Background Men who have sex with men (MSM) are at risk for sexual transmission of enteric pathogens. The microbiology of gastroenteritis in MSM has not been examined since the advent of antiretroviral therapy and molecular diagnostics. Our objective was to assess the causes of gastroenteritis among MSM living with and without human immunodeficiency virus (HIV) coinfection in Seattle, Washington.
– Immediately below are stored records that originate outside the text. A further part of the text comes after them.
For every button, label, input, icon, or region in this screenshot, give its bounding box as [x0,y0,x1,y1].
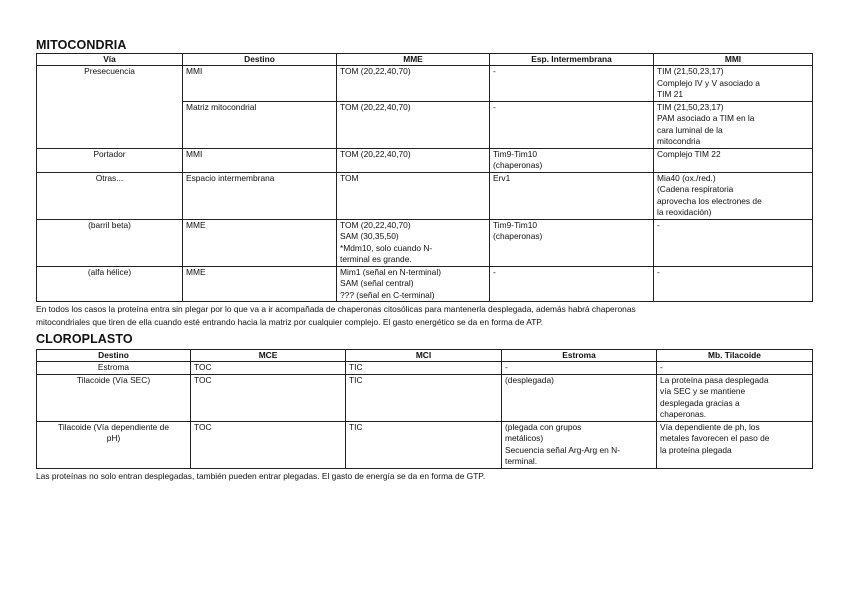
cell-mci-line: TIC [349,374,363,385]
cell-mb-tilacoide-line: metales favorecen el paso de [660,433,770,443]
cell-mmi-line: Mia40 (ox./red.) [657,172,716,183]
cell-mb-tilacoide-line: - [660,362,663,372]
cell-mme-line: TOM [340,172,359,183]
mitocondria-title: MITOCONDRIA [36,38,127,52]
table-row [37,148,813,172]
cell-esp-intermembrana-line: (chaperonas) [493,231,543,241]
mitocondria-note [36,303,812,328]
cell-mme-line: terminal es grande. [340,254,412,264]
cell-estroma-line: (plegada con grupos [505,421,582,432]
table-row [37,172,813,219]
cell-destino-line: MME [186,219,206,230]
cell-mmi [654,101,813,148]
cell-mmi-line: Complejo TIM 22 [657,148,721,159]
cell-mme [337,101,490,148]
mitocondria-header-row [37,54,813,66]
cell-estroma [502,362,657,375]
cell-destino-line: MME [186,266,206,277]
cell-mce [191,421,346,468]
cell-mce [191,362,346,375]
cell-destino-line: Espacio intermembrana [186,172,275,183]
cell-mmi-line: Complejo IV y V asociado a [657,77,760,88]
cell-destino-line: MMI [186,148,203,159]
cell-via-line: Portador [93,148,126,159]
cell-mce [191,374,346,421]
cell-via-line: Otras... [95,172,124,183]
cell-mmi-line: TIM (21,50,23,17) [657,101,724,112]
cell-mci-line: TIC [349,362,363,372]
cell-mmi-line: PAM asociado a TIM en la [657,113,755,123]
cloroplasto-title: CLOROPLASTO [36,332,133,346]
cell-mmi-line: aprovecha los electrones de [657,195,762,206]
cell-esp-intermembrana [490,219,654,266]
cell-mb-tilacoide-line: vía SEC y se mantiene [660,386,746,396]
mitocondria-note-line: mitocondriales que tiren de ella cuando esté entrando hacia la matriz por cualquier complejo. El gasto energético se da en forma de ATP. [36,316,544,327]
cell-mmi-line: - [657,266,660,277]
cell-destino-line: Tilacoide (Vía SEC) [76,374,151,385]
cell-mb-tilacoide-line: La proteína pasa desplegada [660,374,769,385]
cell-estroma-line: Secuencia señal Arg-Arg en N- [505,444,620,455]
cell-mme-line: Mim1 (señal en N-terminal) [340,266,441,277]
cell-destino [37,362,191,375]
cell-via-line: (barril beta) [88,219,131,230]
cell-mce-line: TOC [194,362,212,372]
cell-mb-tilacoide-line: Vía dependiente de ph, los [660,421,760,432]
cell-destino-line: Estroma [97,362,130,372]
cloroplasto-header-row [37,350,813,362]
cell-esp-intermembrana [490,266,654,302]
cell-mb-tilacoide-line: chaperonas. [660,409,707,419]
cell-mci [346,362,502,375]
cell-via-line: (alfa hélice) [87,266,132,277]
cell-mb-tilacoide [657,362,813,375]
table-row [37,374,813,421]
cell-destino [37,421,191,468]
cell-destino [183,219,337,266]
cell-mme-line: TOM (20,22,40,70) [340,101,411,112]
mitocondria-table [36,53,813,302]
header-mmi: MMI [654,54,813,66]
cell-esp-intermembrana-line: Tim9-Tim10 [493,148,538,159]
cell-mb-tilacoide-line: desplegada gracias a [660,397,740,408]
header-mci: MCI [346,350,502,362]
cell-mme [337,148,490,172]
cell-estroma [502,374,657,421]
cell-destino-line: Matriz mitocondrial [186,101,257,112]
cell-mme-line: SAM (señal central) [340,278,414,288]
cloroplasto-table [36,349,813,469]
cell-mmi [654,266,813,302]
cloroplasto-note: Las proteínas no solo entran desplegadas, también pueden entrar plegadas. El gasto de energía se da en forma de GTP. [36,470,486,481]
cell-mme-line: TOM (20,22,40,70) [340,148,411,159]
cell-esp-intermembrana-line: (chaperonas) [493,160,543,170]
cell-destino [183,266,337,302]
table-row [37,266,813,302]
cell-via [37,172,183,219]
cell-mme-line: *Mdm10, solo cuando N- [340,242,433,253]
cell-mce-line: TOC [194,421,212,432]
cell-mmi-line: TIM 21 [657,89,684,99]
cell-via-line: Presecuencia [84,66,135,76]
cell-estroma-line: (desplegada) [505,374,554,385]
cell-mb-tilacoide [657,421,813,468]
cell-esp-intermembrana-line: - [493,266,496,277]
header-esp-intermembrana: Esp. Intermembrana [490,54,654,66]
cell-mme [337,266,490,302]
cell-mce-line: TOC [194,374,212,385]
cell-esp-intermembrana [490,148,654,172]
cell-mmi-line: TIM (21,50,23,17) [657,66,724,76]
cell-estroma-line: metálicos) [505,433,544,443]
cell-via [37,266,183,302]
cell-esp-intermembrana [490,172,654,219]
header-via: Vía [37,54,183,66]
cell-mme [337,219,490,266]
cell-destino-line: MMI [186,66,203,76]
cell-mci [346,421,502,468]
cell-esp-intermembrana-line: - [493,101,496,112]
cell-destino [37,374,191,421]
mitocondria-note-line: En todos los casos la proteína entra sin plegar por lo que va a ir acompañada de chaperonas citosólicas para mantenerla desplegada, además habrá chaperonas [36,304,636,314]
cell-mmi-line: (Cadena respiratoria [657,184,734,194]
cell-destino [183,66,337,102]
cell-mme [337,172,490,219]
cell-mmi [654,66,813,102]
cell-mmi [654,172,813,219]
cell-esp-intermembrana-line: - [493,66,496,76]
cell-via [37,219,183,266]
cell-mmi [654,148,813,172]
header-destino: Destino [37,350,191,362]
cell-destino-line: Tilacoide (Vía dependiente de [58,421,169,432]
cell-mme-line: TOM (20,22,40,70) [340,219,411,230]
cell-mci-line: TIC [349,421,363,432]
header-mce: MCE [191,350,346,362]
cell-mmi-line: - [657,219,660,230]
header-mme: MME [337,54,490,66]
table-row [37,421,813,468]
cell-mmi [654,219,813,266]
cell-estroma-line: - [505,362,508,372]
cell-mme [337,66,490,102]
cell-destino-line: pH) [106,433,121,443]
cell-via [37,148,183,172]
cell-esp-intermembrana-line: Erv1 [493,172,511,183]
header-mb-tilacoide: Mb. Tilacoide [657,350,813,362]
cell-mmi-line: mitocondria [657,136,701,146]
cell-esp-intermembrana [490,66,654,102]
table-row [37,66,813,102]
cell-estroma [502,421,657,468]
cell-mb-tilacoide-line: la proteína plegada [660,444,732,455]
cell-mb-tilacoide [657,374,813,421]
cell-mme-line: TOM (20,22,40,70) [340,66,411,76]
table-row [37,362,813,375]
cell-destino [183,101,337,148]
cell-estroma-line: terminal. [505,456,538,466]
cell-mmi-line: cara luminal de la [657,124,723,135]
document-page [36,38,812,482]
cell-mme-line: ??? (señal en C-terminal) [340,289,435,300]
header-destino: Destino [183,54,337,66]
cell-destino [183,148,337,172]
cell-mme-line: SAM (30,35,50) [340,231,399,241]
cell-destino [183,172,337,219]
cell-mmi-line: la reoxidación) [657,207,712,217]
table-row [37,219,813,266]
cell-mci [346,374,502,421]
header-estroma: Estroma [502,350,657,362]
cell-esp-intermembrana [490,101,654,148]
cell-esp-intermembrana-line: Tim9-Tim10 [493,219,538,230]
cell-via [37,66,183,149]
Methods We conducted a retrospective cohort study of 235 MSM who underwent multiplex stool polymerase chain reaction (PCR) testing between 1 January 2017 and 1 June 2018. We abstracted clinical and laboratory data from electronic medical records. Parallel or reflexive culture and susceptibility testing were performed when PCR detected cultivable pathogens. Results Among 235 MSM tested (268 episodes), 131 had 151 episodes with positive test results. 148 (63.0%) individuals were living with HIV. Among positive tests, 88.7% detected a bacterial pathogen, 26% a virus, and 40% a parasite. Diarrheagenic Escherichia coli (enteroaggretative, enteropathogenic), Shigella, and Campylobacter were the most commonly detected bacteria (33.1%, 30.5%, and 17.2% of positive samples, respectively). Forty-three percent of positive specimens had ≥2 pathogens. Etiologies and clinical presentations were similar between men living with and without HIV. Cultured Shigella and Campylobacter isolates were frequently resistant to multiple antibiotics. Conclusions MSM present with gastroenteritis from varied pathogens, including some not detected by conventional stool culture. High levels of antibiotic resistance are consistent with frequent antibiotic exposure in this population and the transmission of multiresistant strains. New approaches are needed to detect, treat, and prevent enteric infections in MSM.